A. Moore and K Papagiannaki, "Toward the Accurate Identification of Network Applications", in Passive and Active Measurement Conference (PAM), Mar 2001.
|Toward the Accurate Identification of Network Applications
|Passive and Active Measurement Conference (PAM), 2001
|Well-known port numbers can no longer be used to reliably identify network applications. There is a variety of new Internet applications that either do not use well-known port numbers or use other protocols, such as HTTP, as wrappers in order to go through firewalls without being blocked. One consequence of this is that a simple inspection of the port numbers used by flows may lead to the inaccurate clas- sification of network traffic. In this work, we look at these inaccuracies in detail. Using a full payload packet trace collected from an Internet site we attempt to identify the types of errors that may result from port- based classification and quantify them for the specific trace under study. To address this question we devise a classification methodology that relies on the full packet payload. We describe the building blocks of this methodology and elaborate on the complications that arise in that context.

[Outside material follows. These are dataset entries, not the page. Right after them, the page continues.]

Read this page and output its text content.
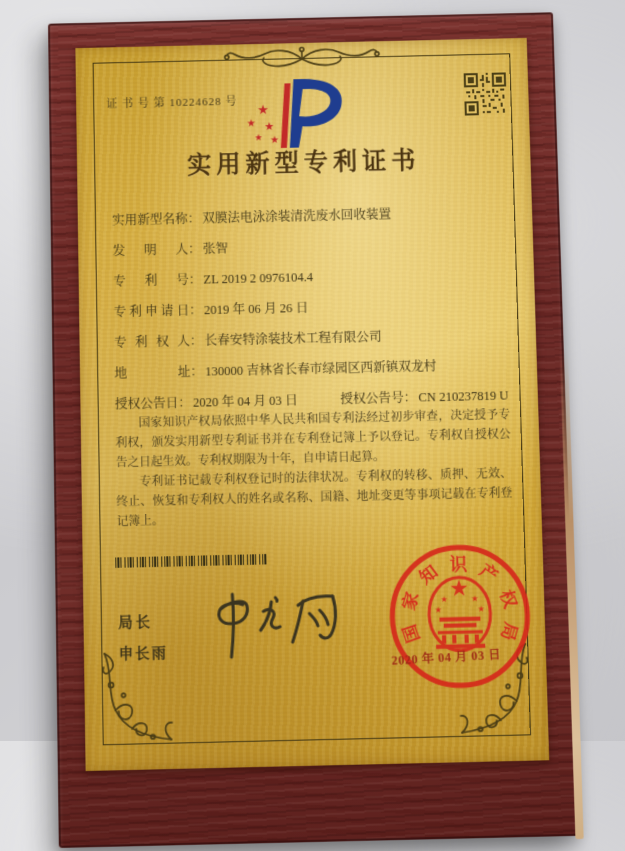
证 书 号 第 10224628 号 ★
★ ★
★ ★
实用新型专利证书
实用新型名称： 双膜法电泳涂装清洗废水回收装置
发明人： 张智
专利号： ZL 2019 2 0976104.4
专利申请日： 2019 年 06 月 26 日
专利权人： 长春安特涂装技术工程有限公司
地址： 130000 吉林省长春市绿园区西新镇双龙村
授权公告日： 2020 年 04 月 03 日	授权公告号： CN 210237819 U

国家知识产权局依照中华人民共和国专利法经过初步审查，决定授予专利权，颁发实用新型专利证书并在专利登记簿上予以登记。专利权自授权公告之日起生效。专利权期限为十年，自申请日起算。

专利证书记载专利权登记时的法律状况。专利权的转移、质押、无效、终止、恢复和专利权人的姓名或名称、国籍、地址变更等事项记载在专利登记簿上。

局长
申长雨
国
家
知 识 产
权
局
★	★
★	★
2020 年 04 月 03 日
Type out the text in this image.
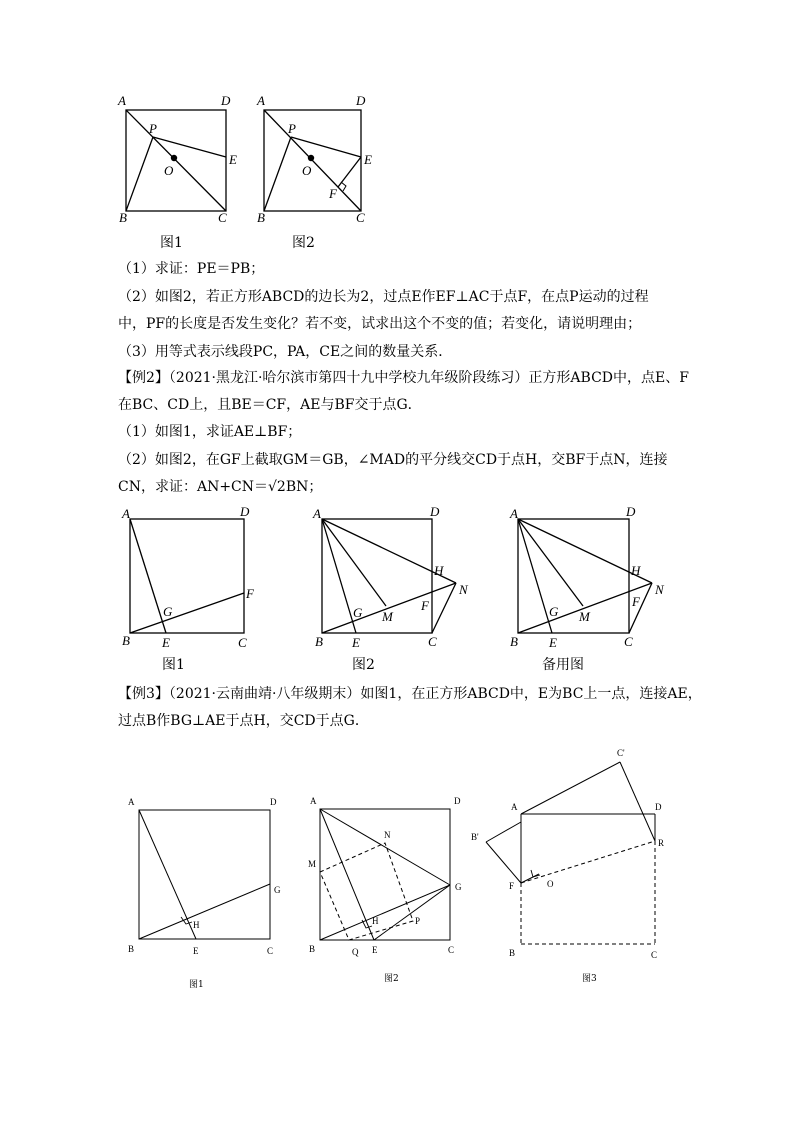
A	D
P
O
E
B	C
A	D
P
O
E
F
B	C
A	D
F
G
B E	C
A	D
H
N
F
G M
B E	C
A	D
H
N
F
G M
B E	C
A	D
G
H
B	E	C
A	D
N
M
G
H	P
B	Q E	C
C'
A	D
B'
R
F	O
B	C
图1	图2
图1	图2	备用图
图1
图2	图3
（1）求证：PE＝PB；
（2）如图2，若正方形ABCD的边长为2，过点E作EF⊥AC于点F，在点P运动的过程
中，PF的长度是否发生变化？若不变，试求出这个不变的值；若变化，请说明理由；
（3）用等式表示线段PC，PA，CE之间的数量关系．
【例2】（2021·黑龙江·哈尔滨市第四十九中学校九年级阶段练习）正方形ABCD中，点E、F
在BC、CD上，且BE＝CF，AE与BF交于点G．
（1）如图1，求证AE⊥BF；
（2）如图2，在GF上截取GM＝GB，∠MAD的平分线交CD于点H，交BF于点N，连接
CN，求证：AN+CN＝√2BN；
【例3】（2021·云南曲靖·八年级期末）如图1，在正方形ABCD中，E为BC上一点，连接AE，
过点B作BG⊥AE于点H，交CD于点G．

A classification technique approaching 100% accuracy proves to be a labor-intensive process that needs to test flow-characteristics against multiple classification criteria in order to gain sufficient confidence in the nature of the causal application. Nevertheless, the benefits gained from a content-based classification approach are evident. We are capable of accurately classifying what would be otherwise classified as unknown as well as identifying traffic flows that could otherwise be classified in- correctly. Our work opens up multiple research issues that we intend to address in future work.